Take a look at the electromagnetic spectrum; it contains various types of light. Visible light, which we can see, falls in a narrow range of the spectrum. Ultraviolet (UV) light and infrared (IR) light possess many of the properties as visible light, but they can’t be detected with the naked eye. IR’s wavelengths are too long, and UV’s wavelengths are too short. Within the UV spectrum, the UV-B type has shorter wavelengths than the UV-A type.
What does light do to cannabis? The two main effects are plant height and THC content.
Growing taller: Plants communicate with one another, and cannabis is no different. When grown around other plants, a plant can sense IR signals alerting it to the presence of its peers. An evolutionary mechanism causes the plants to grow taller, presumably in competition with one another to reach the light. Whether growing with a screen-of-green, sea-of-green or vertical growing approach, keeping this competitive growth phenomenon in mind can increase yields. The more plants that are being grown in proximity to each other, the greater the effect.
Increasing THC: Also, cannabis produces more THC when it’s exposed to UV light. This is another evolutionary trick: UV light can damage the plant’s cells, so it responds by increasing THC production. THC can negate the effects of UV radiation, particularly UV-B. Cultivators can take advantage of this survival mechanism. Adding UV-B lights to a grow room can simulate a higher elevation (that is, almost like the plants are closer to the sun) and boost THC production.

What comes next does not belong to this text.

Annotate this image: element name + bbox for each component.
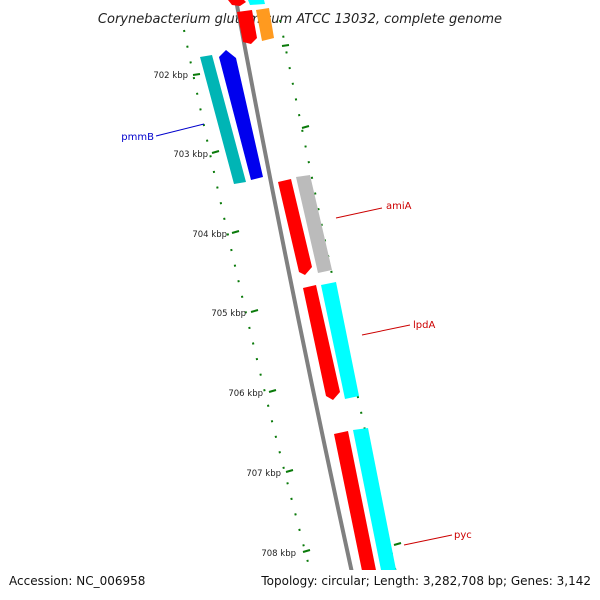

There’s a disadvantage to using too much UV-B light. THC is not the perfect sunblock, and high amounts of UV-B will still slip through the plant’s natural cannabinoid defenses. Because UV-B can damage the plant’s cells, this can lead to stress—which will ultimately cause lower yields but more potent buds.
One more thing: If you’re cultivating strains specifically for CBD, avoid UV-B. The more THC a plant produces, the less CBD it makes, and vice versa.
Light is a physical constant. It doesn’t really change, and neither does its effects. However, cannabis strains have their own traits and characteristics, so each strain varies as to how it responds to visible, UV or IR light. Every grow operation, lighting system, location and cultivar is different, and all of these factors work together to influence how light affects plants.
For example, every plant has its own ideal absorption frequency spectrum. This is determined by cannabinoid content, flavonoid content, terpene content, and flower, leaf, and stem colors. Cultivators will need to determine which plants respond best to which types of light. Taking detailed notes can help keep track of this.
Finally, exposing plants to UV earlier in their life cycle will make them more resistant to UV as they mature. This resistance is structural; plants grown under UV early in life become hardier, sturdier plants. If you’re growing a traditionally indoor strain outdoors, hitting the vegging plants with UV may increase their chances of survival (and their yields) when they’re transplanted outside.